There are many conditions and drugs that cause sleep disruption. Alcoholism, for example, promotes poor sleep. Addiction causes changes in dream sleep stages and loss of deep sleep. Alcoholics, like the elderly, have poor sleep efficiency. Elevated nightly cortisol and decreased time before the start of dream sleep are biological markers of depression and aging. Sleep loss usually impacts upon mood states, typically resulting in depressive mornings and improved mood recovery in the afternoon. Childhood stress tends to decrease time before the start of nightly dream sleep; a phenomenon mentioned earlier relating to depression, which seems to predispose some people to adult sleep disruption. Sleep loss is a risk factor for depression.

If you scan the brain of a sleep deprived person, it looks very different than when sleep has been restored. Our frontal lobes, part of our "higher" thought center, are particularly effected. Sleep loss certainly feels like a "foggy" brain to most of us. Interestingly, study after study indicate that people who are habitually sleep deprived are notoriously poor at evaluating the reality of their deficits. Even though sleep deprived individuals often protest that they are fine with decreased sleep, they inevitably test poorly on cognitive and motor reflex skills.

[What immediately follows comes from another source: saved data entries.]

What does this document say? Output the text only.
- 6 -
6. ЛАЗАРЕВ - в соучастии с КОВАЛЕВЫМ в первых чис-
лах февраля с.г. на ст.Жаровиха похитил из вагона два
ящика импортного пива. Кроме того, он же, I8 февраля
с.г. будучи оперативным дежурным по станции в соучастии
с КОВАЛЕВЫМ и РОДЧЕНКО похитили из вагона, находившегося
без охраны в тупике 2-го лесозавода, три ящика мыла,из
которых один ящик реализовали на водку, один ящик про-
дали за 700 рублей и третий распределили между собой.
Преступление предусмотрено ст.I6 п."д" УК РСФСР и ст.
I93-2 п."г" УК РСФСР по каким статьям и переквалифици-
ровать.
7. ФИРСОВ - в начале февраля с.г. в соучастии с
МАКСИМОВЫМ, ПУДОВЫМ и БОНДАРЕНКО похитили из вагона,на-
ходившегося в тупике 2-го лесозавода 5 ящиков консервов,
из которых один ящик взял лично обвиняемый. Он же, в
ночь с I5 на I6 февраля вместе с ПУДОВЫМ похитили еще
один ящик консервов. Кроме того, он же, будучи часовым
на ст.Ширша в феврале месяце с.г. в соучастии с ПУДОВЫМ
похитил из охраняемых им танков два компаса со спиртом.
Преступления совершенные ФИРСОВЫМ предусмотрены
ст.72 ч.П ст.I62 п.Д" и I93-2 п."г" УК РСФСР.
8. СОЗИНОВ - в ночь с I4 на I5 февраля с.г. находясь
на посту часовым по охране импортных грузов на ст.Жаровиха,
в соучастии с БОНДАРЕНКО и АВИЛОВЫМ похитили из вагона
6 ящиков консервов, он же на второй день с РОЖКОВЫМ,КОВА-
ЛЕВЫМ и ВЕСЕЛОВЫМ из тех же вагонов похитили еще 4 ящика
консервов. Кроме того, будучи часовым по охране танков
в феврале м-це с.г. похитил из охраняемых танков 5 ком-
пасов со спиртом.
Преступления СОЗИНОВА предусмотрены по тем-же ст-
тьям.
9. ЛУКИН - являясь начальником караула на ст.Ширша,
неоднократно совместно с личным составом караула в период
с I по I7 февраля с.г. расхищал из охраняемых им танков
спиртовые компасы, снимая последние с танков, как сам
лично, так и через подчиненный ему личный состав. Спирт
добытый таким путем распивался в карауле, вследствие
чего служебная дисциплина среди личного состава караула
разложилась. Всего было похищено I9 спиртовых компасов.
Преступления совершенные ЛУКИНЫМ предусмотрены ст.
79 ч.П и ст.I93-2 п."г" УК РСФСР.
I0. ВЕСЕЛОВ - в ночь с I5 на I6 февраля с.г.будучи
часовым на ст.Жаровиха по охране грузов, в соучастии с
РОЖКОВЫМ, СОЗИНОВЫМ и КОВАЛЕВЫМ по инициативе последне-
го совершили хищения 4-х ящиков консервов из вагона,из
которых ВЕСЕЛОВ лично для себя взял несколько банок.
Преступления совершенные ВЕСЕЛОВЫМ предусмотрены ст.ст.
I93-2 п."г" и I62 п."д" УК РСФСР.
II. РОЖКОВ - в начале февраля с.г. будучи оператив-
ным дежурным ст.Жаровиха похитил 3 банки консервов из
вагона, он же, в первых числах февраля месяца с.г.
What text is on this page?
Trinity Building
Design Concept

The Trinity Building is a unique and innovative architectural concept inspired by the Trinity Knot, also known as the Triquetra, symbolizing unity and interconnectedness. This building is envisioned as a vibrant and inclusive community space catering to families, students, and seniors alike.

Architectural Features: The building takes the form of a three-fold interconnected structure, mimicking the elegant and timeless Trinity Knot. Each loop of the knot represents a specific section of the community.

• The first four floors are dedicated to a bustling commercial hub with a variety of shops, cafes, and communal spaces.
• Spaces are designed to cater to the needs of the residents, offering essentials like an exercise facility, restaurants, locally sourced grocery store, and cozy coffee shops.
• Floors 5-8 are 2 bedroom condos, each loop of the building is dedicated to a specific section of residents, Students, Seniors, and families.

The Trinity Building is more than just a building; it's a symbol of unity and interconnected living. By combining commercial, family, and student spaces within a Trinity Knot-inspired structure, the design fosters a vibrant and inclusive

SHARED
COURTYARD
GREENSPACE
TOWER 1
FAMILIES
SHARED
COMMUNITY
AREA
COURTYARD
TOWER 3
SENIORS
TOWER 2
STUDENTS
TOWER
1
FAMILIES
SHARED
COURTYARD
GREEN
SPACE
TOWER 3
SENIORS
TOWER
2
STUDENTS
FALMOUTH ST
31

We now know that many neurotransmitters and hormones affect our sleep. It is an intricate system indeed. During our sleep natural killer cells, an important part of our immune system increases. These cells decrease with sleep loss. In normal people interlukin six is a circadian factor, which effects our body's normal rhythms and cycles. Interlukin six increases throughout the night and, levels off after around midnight. The exaggerated increase in interluken six in alcoholics serves to inhibit the natural homeostasis and recovery of the body. Arthritic people also show high levels of interluken six. There is some evidence that the lack of modulation of interluken six results in a physical inflammatory reaction.

Chronic partial sleep loss results in a reorganization of the sleep cycles with more dream stage sleep loss. When we rest again, there is a dream sleep stage rebound. Early life events modulate dream sleep. It is primarily in dream sleep that we consolidate in memory information that has been learned the previous day. Thus if dream sleep is disrupted, learning is disrupted. This has enormous implications for children. Adolescents lean towards a twenty-seven hour sleep cycle, predisposing them to later nights and later awakening. Our school system, of course, is set up on the opposite clock, early to rise and early to dismiss, a pattern much more suited to the biological clocks of older adults. It is thought that most children, including adolescents, require approximately a ten-hour night of sleep. The important information learned during the day needs to meld into old memories so as to update older information. As we age sleep tends to become less efficient and more fragmented. There is an increase in nighttime cortisol and a decrease in dream sleep time. This can result in enormous systemic physical stress, and of course loss of sleep at any stage disrupts learning.

These thoughts refer only to a smattering of the burgeoning knowledge in sleep research, which is highlighting the significance of adequate rest. At every stage of life sleep is renewing. Its role in learning, cognition, memory consolidation, emotional well being, digestion and immune resiliency speak to us loudly as a daily activity that is to be respected and guarded as a life habit akin to nutrition and exercise, which of course interface with our sleep.